Can the Minister confirm that one of the risks that the Royal Free hospital has identified is that some of its patients may be exposed to a double dose in the radiology department because of flaws in the Cerner Millennium system?

That is one of the reasons why the implementation at the Royal Free hospital has been stopped for the time being. Active discussions have been going on between the strategic health authority in London, Connecting for Health and the Royal Free to ensure that exactly what the hon. Gentleman fears could happen, could not do so. That is why the system has not been carried forward at this time.

The patient administration system is not the only one going wrong in the health service at the moment. Has the Minister had any opportunity to review the progress being made with choose and book? Does he understand the very significant difficulties that it causes for the very many people who do not find the system at all customer friendly?

On the contrary, in many parts of the country, choose and book is operating extremely successfully. It is one of the great success stories of the national programme for IT. However, the hon. Gentleman is absolutely right that in some primary care trust areas, performance is quite unacceptable. We are working very closely with those primary care trust laggards who are not performing very well on choose and book to ensure that they come up to the performance standards of others.
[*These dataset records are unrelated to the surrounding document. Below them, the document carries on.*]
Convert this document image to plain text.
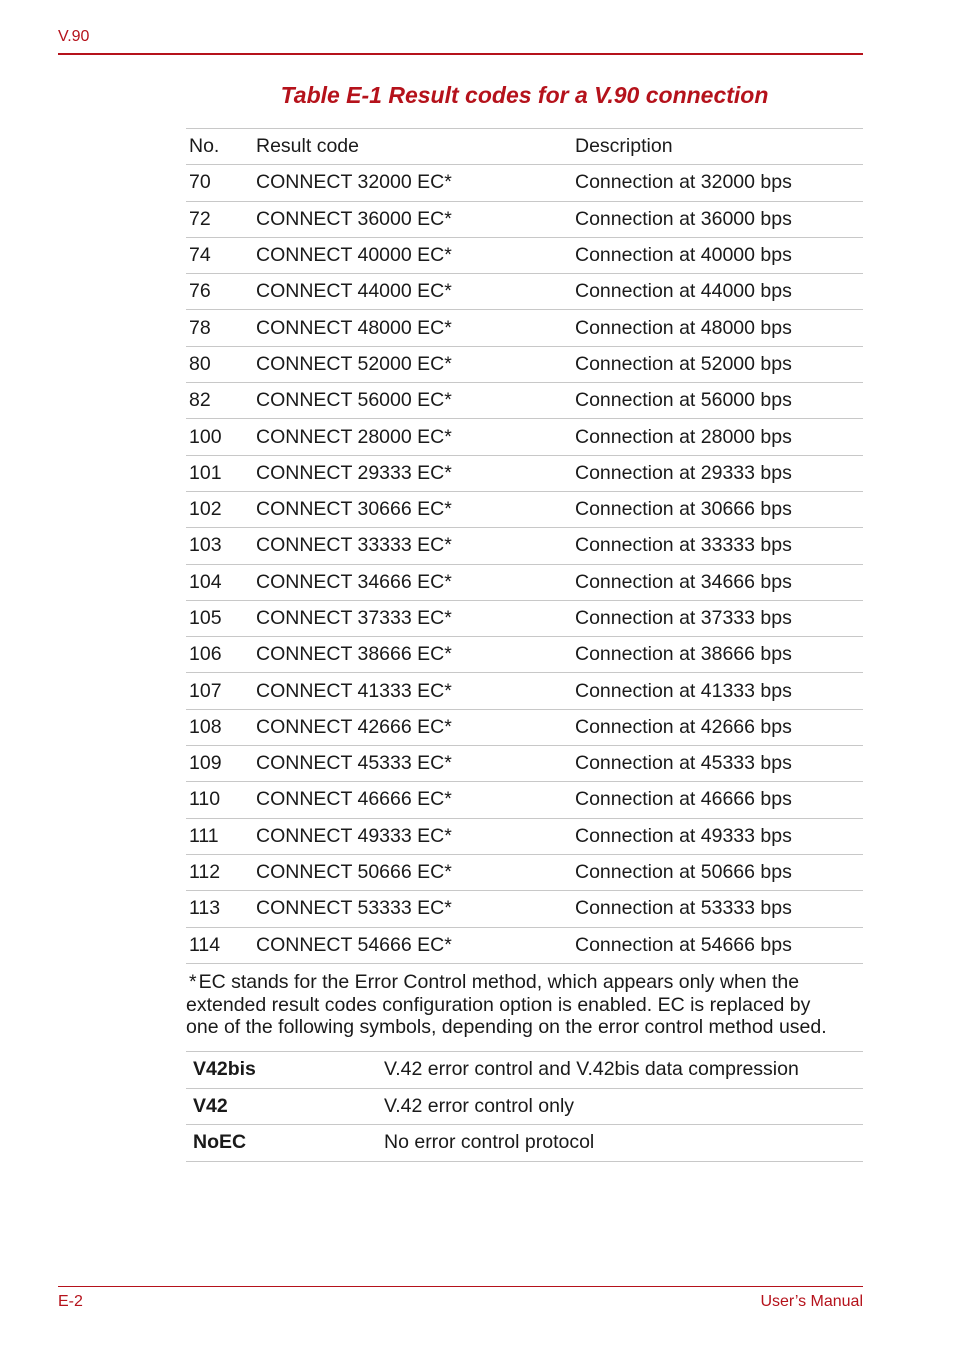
V.90
Table E-1 Result codes for a V.90 connection
No.	Result code	Description
70	CONNECT 32000 EC*	Connection at 32000 bps
72	CONNECT 36000 EC*	Connection at 36000 bps
74	CONNECT 40000 EC*	Connection at 40000 bps
76	CONNECT 44000 EC*	Connection at 44000 bps
78	CONNECT 48000 EC*	Connection at 48000 bps
80	CONNECT 52000 EC*	Connection at 52000 bps
82	CONNECT 56000 EC*	Connection at 56000 bps
100	CONNECT 28000 EC*	Connection at 28000 bps
101	CONNECT 29333 EC*	Connection at 29333 bps
102	CONNECT 30666 EC*	Connection at 30666 bps
103	CONNECT 33333 EC*	Connection at 33333 bps
104	CONNECT 34666 EC*	Connection at 34666 bps
105	CONNECT 37333 EC*	Connection at 37333 bps
106	CONNECT 38666 EC*	Connection at 38666 bps
107	CONNECT 41333 EC*	Connection at 41333 bps
108	CONNECT 42666 EC*	Connection at 42666 bps
109	CONNECT 45333 EC*	Connection at 45333 bps
110	CONNECT 46666 EC*	Connection at 46666 bps
111	CONNECT 49333 EC*	Connection at 49333 bps
112	CONNECT 50666 EC*	Connection at 50666 bps
113	CONNECT 53333 EC*	Connection at 53333 bps
114	CONNECT 54666 EC*	Connection at 54666 bps
* EC stands for the Error Control method, which appears only when the
extended result codes configuration option is enabled. EC is replaced by
one of the following symbols, depending on the error control method used.
V42bis	V.42 error control and V.42bis data compression
V42	V.42 error control only
NoEC	No error control protocol
E-2	User’s Manual
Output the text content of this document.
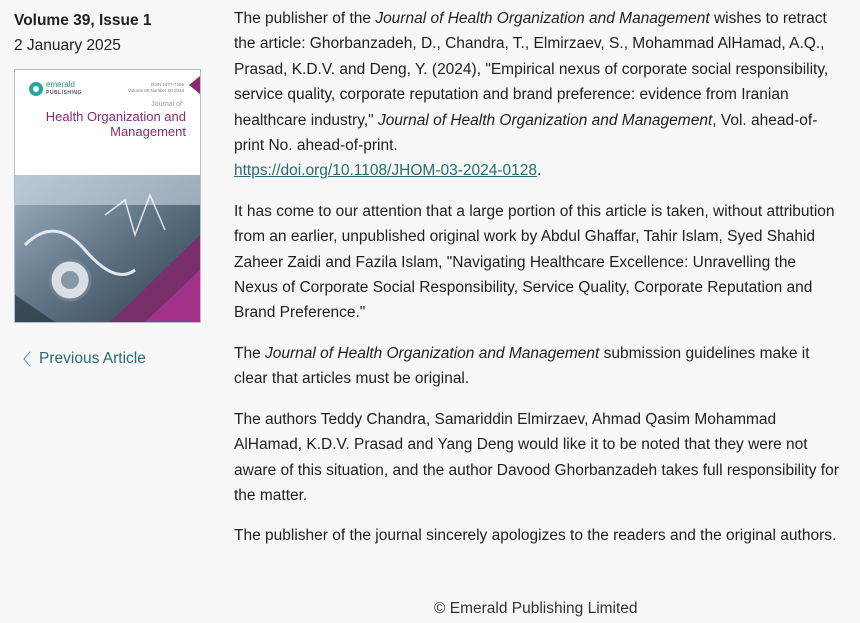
Volume 39, Issue 1
2 January 2025
emerald
PUBLISHING
ISSN 1477-7266
Volume 00 Number 00 2024
Journal of
Health Organization and Management
〈 Previous Article

The publisher of the Journal of Health Organization and Management wishes to retract the article: Ghorbanzadeh, D., Chandra, T., Elmirzaev, S., Mohammad AlHamad, A.Q., Prasad, K.D.V. and Deng, Y. (2024), "Empirical nexus of corporate social responsibility, service quality, corporate reputation and brand preference: evidence from Iranian healthcare industry," Journal of Health Organization and Management, Vol. ahead-of-print No. ahead-of-print.
https://doi.org/10.1108/JHOM-03-2024-0128.

It has come to our attention that a large portion of this article is taken, without attribution from an earlier, unpublished original work by Abdul Ghaffar, Tahir Islam, Syed Shahid Zaheer Zaidi and Fazila Islam, "Navigating Healthcare Excellence: Unravelling the Nexus of Corporate Social Responsibility, Service Quality, Corporate Reputation and Brand Preference."

The Journal of Health Organization and Management submission guidelines make it clear that articles must be original.

The authors Teddy Chandra, Samariddin Elmirzaev, Ahmad Qasim Mohammad AlHamad, K.D.V. Prasad and Yang Deng would like it to be noted that they were not aware of this situation, and the author Davood Ghorbanzadeh takes full responsibility for the matter.

The publisher of the journal sincerely apologizes to the readers and the original authors.

© Emerald Publishing Limited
With £12 billion at risk, choose and book, and electronic prescriptions, still 50 per cent. and 75 per cent. behind the Government’s target for completion last year, and fewer than 0.5 per cent. of electronic records uploaded against their target of 100 per cent. by next month, will the Minister say how many lives have been lost, delays suffered and mistakes made—affecting patients and their loved ones—that would have been avoided but for his Government’s ongoing failure to design and implement a health care IT system on time and that works?

The hon. Gentleman knows quite well that the £14 billion is not at risk, because he knows that one very important part of the contract—

Or the £12 billion. The hon. Gentleman knows that one very important part of the contract is that the costs of any delay are incurred by the supplier not by the taxpayer. That is a result of the excellent contract that the Government drew up. He knows also that the independent National Audit Office confirmed in its report earlier this year that progress was being made in all parts of the programme, and that that was bringing real benefits in terms of in-patient care, saving lives and saving taxpayers’ money.

Will the Minister investigate the London teaching hospitals, some of which are abusing choose and book, and even ignoring it in some cases? The Healthcare Commission is aware of the issue. It is a scandal; it is the fiddling of figures, and it is now time that the Minister, or the Secretary of State for Health himself, undertook a search and scratched the surface on the matter. London teaching hospitals are abusing the system.

I shall certainly look into the points that my hon. Friend raises, but he is right to raise the concerns that were expressed on the publication a couple of weeks ago of the Healthcare Commission’s annual health check, which highlighted, as I said in response to a question from the Liberal Democrat Benches, the very big variability in the performance of PCTs and trusts on the use of choose and book. That is completely unacceptable, and I shall look into the matters that my hon. Friend raises.